What a few weeks it's been: Kevin Rudd off to obscurity; Julia Gillard in, via a very snappy coup; Lindsay Tanner calling it quits in Melbourne; a "deal" with the miners and announcements about asylum seekers from both sides of the fence.
The real interest for me though is the plight of Labor in Australia. In NSW they are simply rotten to the core and despite there not being any sort of opposition worth worrying about the NSW government is about to change. It will be an utter rout, a rout that will take a few years to claw back from.
In Victoria we're fairly likely to get a change of government as well. This government is not on the nose like the NSW government; they're not rotten to the core, they are however trailing in the polls quite badly. They backed themselves into a corner over the bushfires and the likes of Justin Madden have done them no good. Again there's no worthwhile opposition but it seems like people have decided it's time for a change. John Brumby seems sound but he has the charisma of a piece of roadkill.
The real game's in Canberra however, at least that's what federal politicians think! My problem with the current leadership of the Labor Party is this: if Kevin Rudd can be characterised as a wolf, then I fear that Julia Gillard is simply a wolf in sheep's clothing. The problem for the Labor Party is that they are pushing and shoving to occupy just the same ground as the Liberals. That's not new, but it's increasingly stupid. In image terms Labor used to be the party of the people, connected, earthy, left wing, brash and at times machiavellian. Just like a large disordered family really. The Libs on the other hand were haughty, austere and had strange accents: think Andrew Peacock and Malcolm Fraser.
The lurch to the right of both parties - the ascendancy of the "dries" over the "wets" in the Liberal Party, and the ascendancy of the right in Labor - has seen them stuck on the same dance floor. Not comfortable and indeed it makes the dance floor mighty crowded at times, hard to distinguish one from the other.
Meantime the Greens have taken up the space vacated by Labor, the inner cities are their's for the taking, the connected earthiness of Labor of old is now increasingly the style of the Greens.
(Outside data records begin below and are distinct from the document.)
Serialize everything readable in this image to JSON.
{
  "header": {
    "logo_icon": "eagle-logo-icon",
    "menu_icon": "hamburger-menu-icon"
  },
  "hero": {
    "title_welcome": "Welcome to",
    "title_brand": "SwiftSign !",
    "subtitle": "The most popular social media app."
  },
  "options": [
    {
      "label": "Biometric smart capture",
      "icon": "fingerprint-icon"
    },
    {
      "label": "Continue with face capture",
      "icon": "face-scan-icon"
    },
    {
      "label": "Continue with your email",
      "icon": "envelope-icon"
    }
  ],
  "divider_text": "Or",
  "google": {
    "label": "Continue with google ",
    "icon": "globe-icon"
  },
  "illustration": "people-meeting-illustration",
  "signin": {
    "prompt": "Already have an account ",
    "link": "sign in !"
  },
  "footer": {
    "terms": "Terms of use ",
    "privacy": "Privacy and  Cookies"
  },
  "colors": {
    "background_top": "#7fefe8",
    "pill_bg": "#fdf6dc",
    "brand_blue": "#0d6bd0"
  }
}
They look more and more like a chance in several lower house seats, not the least of those being Melbourne - Lindsay Tanner's current seat.
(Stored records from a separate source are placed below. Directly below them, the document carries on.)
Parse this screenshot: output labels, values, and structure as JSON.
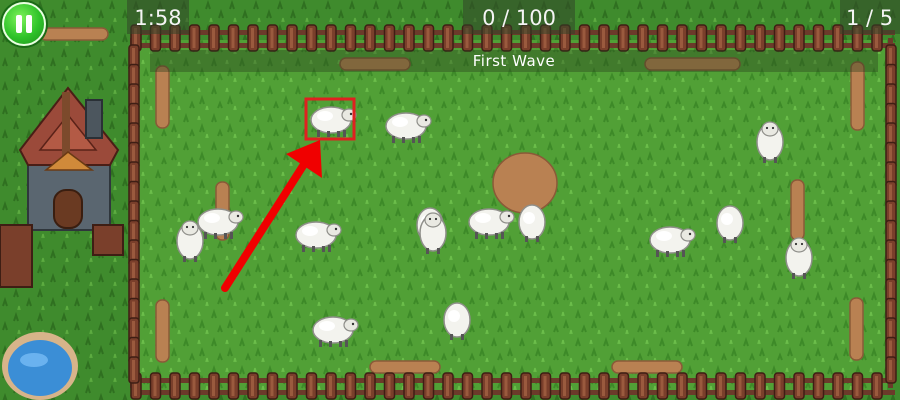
{
  "hud": {
    "timer": "1:58",
    "score": "0 / 100",
    "wave_counter": "1 / 5",
    "wave_banner": "First Wave"
  },
  "icons": {
    "pause": "pause-icon"
  },
  "colors": {
    "grass": "#4f9a34",
    "fence": "#6b3a2a",
    "highlight_box": "#e02020",
    "arrow": "#f00000",
    "pause_button": "#2fc32a"
  }
}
Here's my difficulty though: the Greens that I see around tend to strike me as power-hungry, inner urban yuppies. Not pleasant, not what I'm looking for in a politician. Bob Brown and the old guard of the Greens are genuine, on the money with their messages, but ultimately not a political force. The new Greens should not be mistaken for the old guard. The new Greens are politically savvy but they carry none of the really important stuff that the old guard does. They are Greens in name only.
Should the greens become a force, as they well might given the stupidity of Labor, they too will disappoint us as mere politicians, more interested in power than principles. That'll make 4 parties like that in Australia, because that's always been the case with the Nationals.